The Aviation, or Flying, Corps flies aircraft over the battlefield. "Battlefield aviation", as it is known, was first used widely in the First World War. Originally, these aircraft were used solely to observe enemy positions and movement, but ways were quickly found to arm aircraft to allow attacks on targets on the ground and at sea, as well as on each other. After the war, the responsibility for the development and employment of air power largely passed to the newly formed air forces.

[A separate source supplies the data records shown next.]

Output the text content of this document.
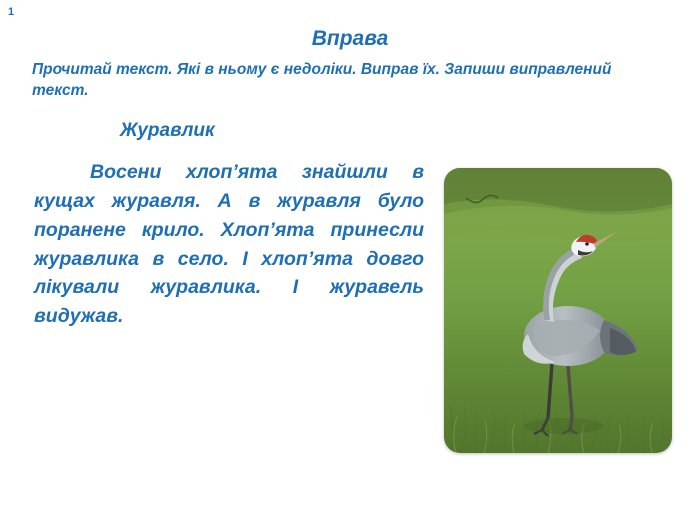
1
Вправа
Прочитай текст. Які в ньому є недоліки. Виправ їх. Запиши виправлений текст.
Журавлик
Восени хлоп’ята знайшли в кущах журавля. А в журавля було поранене крило. Хлоп’ята принесли журавлика в село. І хлоп’ята довго лікували журавлика. І журавель видужав.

The Second World War confirmed the utility of aircraft over the battlefield. They were used for reconnaissance and attack missions, to transport troops and supplies and to evacuate casualties. Even closer cooperation between ground troops and aircraft became possible with the advent of the helicopter, a craft which could land in places conventional aircraft could not. The helicopter was first used widely in the Korean War for troop transport and casualty evacuation but it has become synonymous with the Vietnam War, where it was the jack of all trades carrying out attack, reconnaissance, search and rescue, transport, propaganda, fire- support and medical evacuation tasks.
From 1921 until the early 1980s, the responsibility for the Australian defence force's aircraft lay with the RAAF, with the exception of the Fleet Air Arm and a handful of helicopters and light aircraft used by the Army for reconnaissance duties. In recent times, however, control of all the aircraft used directly in ground operations has been transferred to the Army.